Pourtant, dans la majorité des cas, de Mukesh Rupeta, correspondant de la chaîne de télévision pakistanaise Geo TV, enlevé et torturé par des membres des services secrets militaires, en 2006, à Hamid Mir, célèbre présentateur de Geo TV, menacé le 20 décembre 2011 après avoir abordé le rôle politique de l’ancien directeur général de l’ISI, Ahmad Shuja Pasha, les responsables de ces agences ne sont jamais inquiétés par la Justice.

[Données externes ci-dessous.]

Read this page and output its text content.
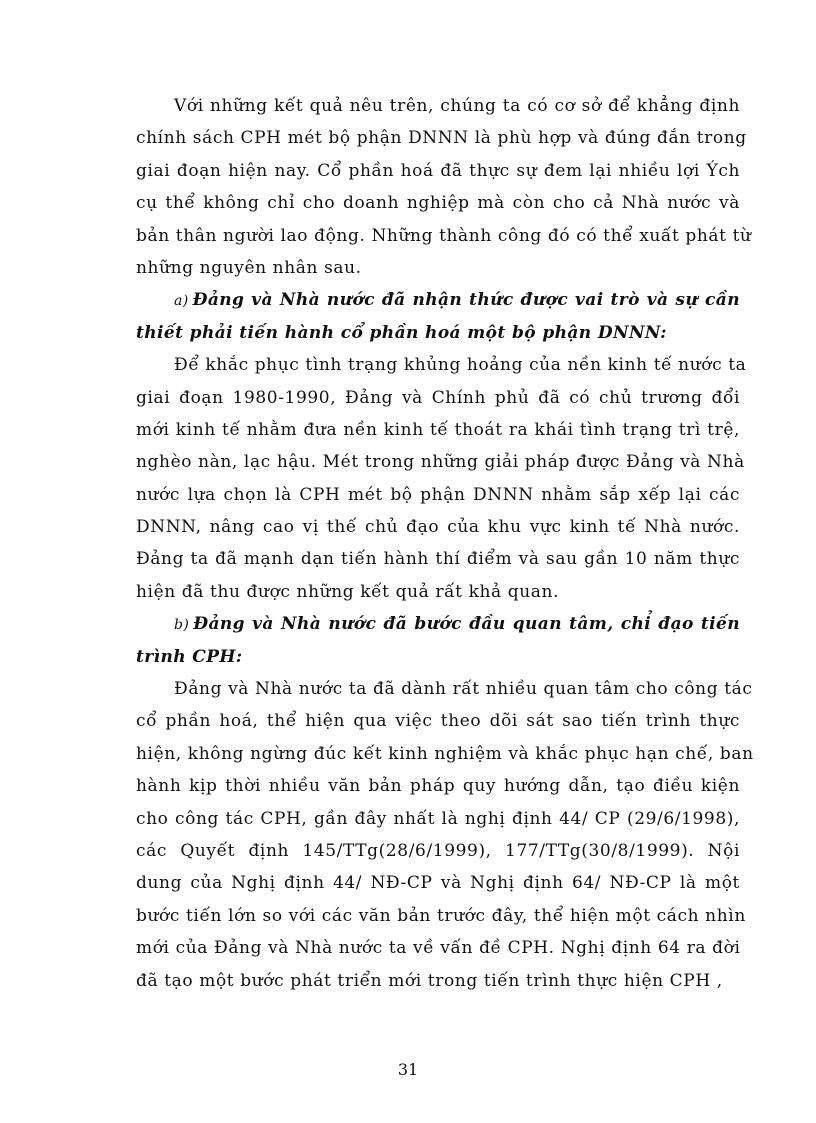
Với những kết quả nêu trên, chúng ta có cơ sở để khẳng định
chính sách CPH mét bộ phận DNNN là phù hợp và đúng đắn trong
giai đoạn hiện nay. Cổ phần hoá đã thực sự đem lại nhiều lợi Ých
cụ thể không chỉ cho doanh nghiệp mà còn cho cả Nhà nước và
bản thân người lao động. Những thành công đó có thể xuất phát từ
những nguyên nhân sau.
a) Đảng và Nhà nước đã nhận thức được vai trò và sự cần
thiết phải tiến hành cổ phần hoá một bộ phận DNNN:
Để khắc phục tình trạng khủng hoảng của nền kinh tế nước ta
giai đoạn 1980-1990, Đảng và Chính phủ đã có chủ trương đổi
mới kinh tế nhằm đưa nền kinh tế thoát ra khái tình trạng trì trệ,
nghèo nàn, lạc hậu. Mét trong những giải pháp được Đảng và Nhà
nước lựa chọn là CPH mét bộ phận DNNN nhằm sắp xếp lại các
DNNN, nâng cao vị thế chủ đạo của khu vực kinh tế Nhà nước.
Đảng ta đã mạnh dạn tiến hành thí điểm và sau gần 10 năm thực
hiện đã thu được những kết quả rất khả quan.
b) Đảng và Nhà nước đã bước đầu quan tâm, chỉ đạo tiến
trình CPH:
Đảng và Nhà nước ta đã dành rất nhiều quan tâm cho công tác
cổ phần hoá, thể hiện qua việc theo dõi sát sao tiến trình thực
hiện, không ngừng đúc kết kinh nghiệm và khắc phục hạn chế, ban
hành kịp thời nhiều văn bản pháp quy hướng dẫn, tạo điều kiện
cho công tác CPH, gần đây nhất là nghị định 44/ CP (29/6/1998),
các Quyết định 145/TTg(28/6/1999), 177/TTg(30/8/1999). Nội
dung của Nghị định 44/ NĐ-CP và Nghị định 64/ NĐ-CP là một
bước tiến lớn so với các văn bản trước đây, thể hiện một cách nhìn
mới của Đảng và Nhà nước ta về vấn đề CPH. Nghị định 64 ra đời
đã tạo một bước phát triển mới trong tiến trình thực hiện CPH ,
31
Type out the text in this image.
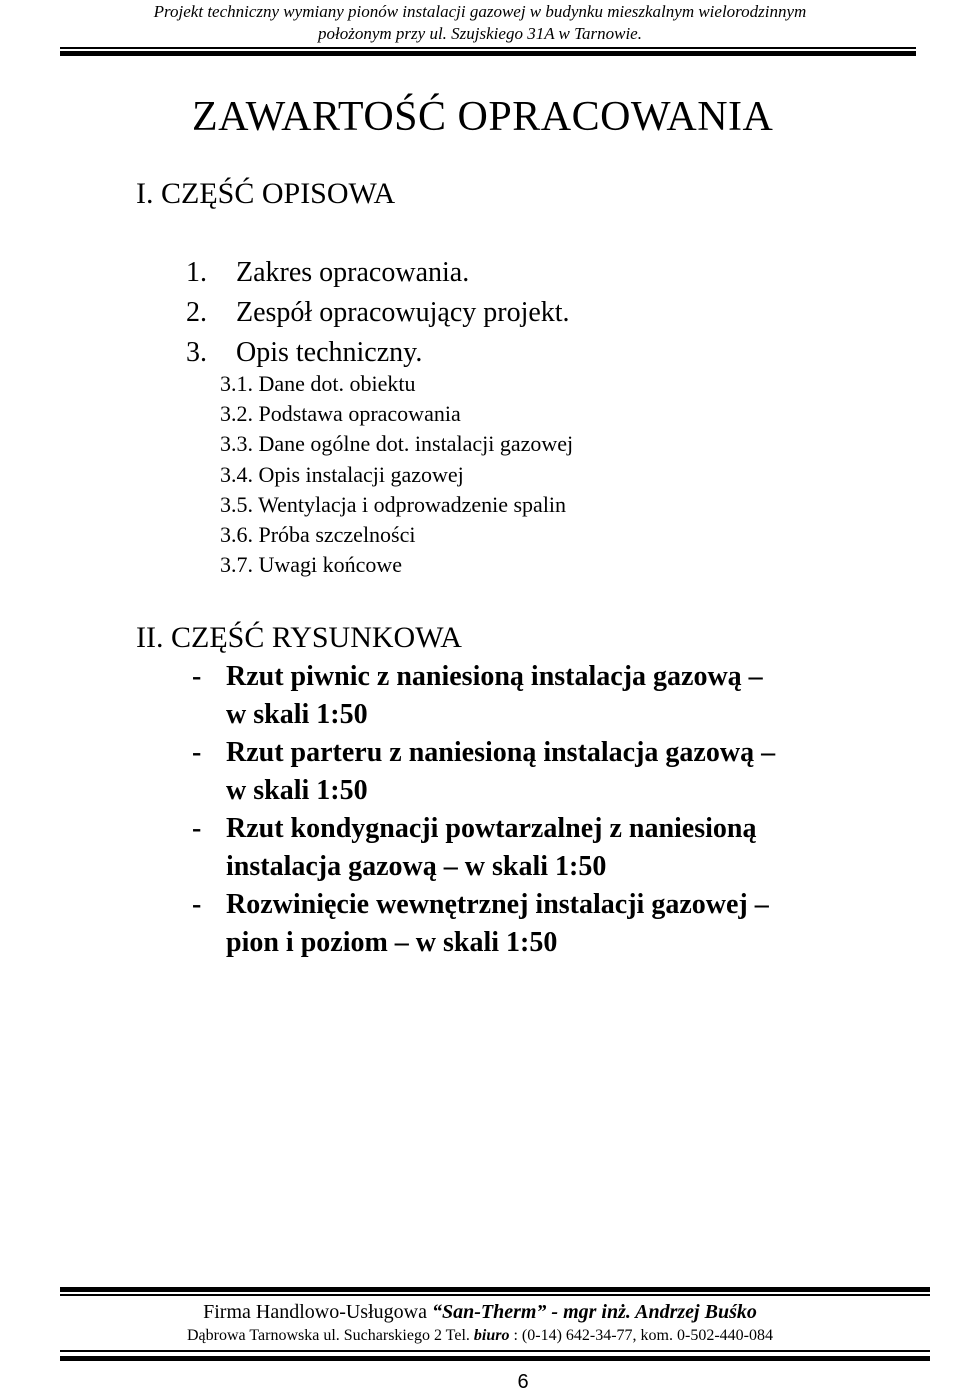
Projekt techniczny wymiany pionów instalacji gazowej w budynku mieszkalnym wielorodzinnym
położonym przy ul. Szujskiego 31A w Tarnowie.
ZAWARTOŚĆ OPRACOWANIA
I. CZĘŚĆ OPISOWA
1. Zakres opracowania.
2. Zespół opracowujący projekt.
3. Opis techniczny.
3.1. Dane dot. obiektu
3.2. Podstawa opracowania
3.3. Dane ogólne dot. instalacji gazowej
3.4. Opis instalacji gazowej
3.5. Wentylacja i odprowadzenie spalin
3.6. Próba szczelności
3.7. Uwagi końcowe
II. CZĘŚĆ RYSUNKOWA
- Rzut piwnic z naniesioną instalacja gazową –
w skali 1:50
- Rzut parteru z naniesioną instalacja gazową –
w skali 1:50
- Rzut kondygnacji powtarzalnej z naniesioną
instalacja gazową – w skali 1:50
- Rozwinięcie wewnętrznej instalacji gazowej –
pion i poziom – w skali 1:50
Firma Handlowo-Usługowa “San-Therm” - mgr inż. Andrzej Buśko
Dąbrowa Tarnowska ul. Sucharskiego 2 Tel. biuro : (0-14) 642-34-77, kom. 0-502-440-084
6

Dernier exemple en date, l’assassinat de Syed Saleem Shahzad, journaliste d’investigation pour Asia Times (en ligne), retrouvé mort dans sa voiture le 31 mai 2011. Le journaliste enquêtait notamment sur le militantisme islamique et Al-Qaïda. Il venait de publier un article portant sur l’attaque menée par des taliban contre la base navale pakistanaise de Karachi, dans lequel il révélait qu’Al-Qaïda avait "construit un bon réseau au sein de la Marine pakistanaise et (qu’)il y (avait) des négociations entre un agent d’Al-Qaïda au Waziristan du Nord et certains officiers de la Marine". De nombreux journalistes à Islamabad soupçonnent l’ISI d’avoir enlevé et exécuté Syed Saleem Shahzad. Aujourd’hui, l’impunité dont jouissent les agences de renseignement pakistanaises traduit la menace qu’elles constituent pour la liberté d’information dans le pays.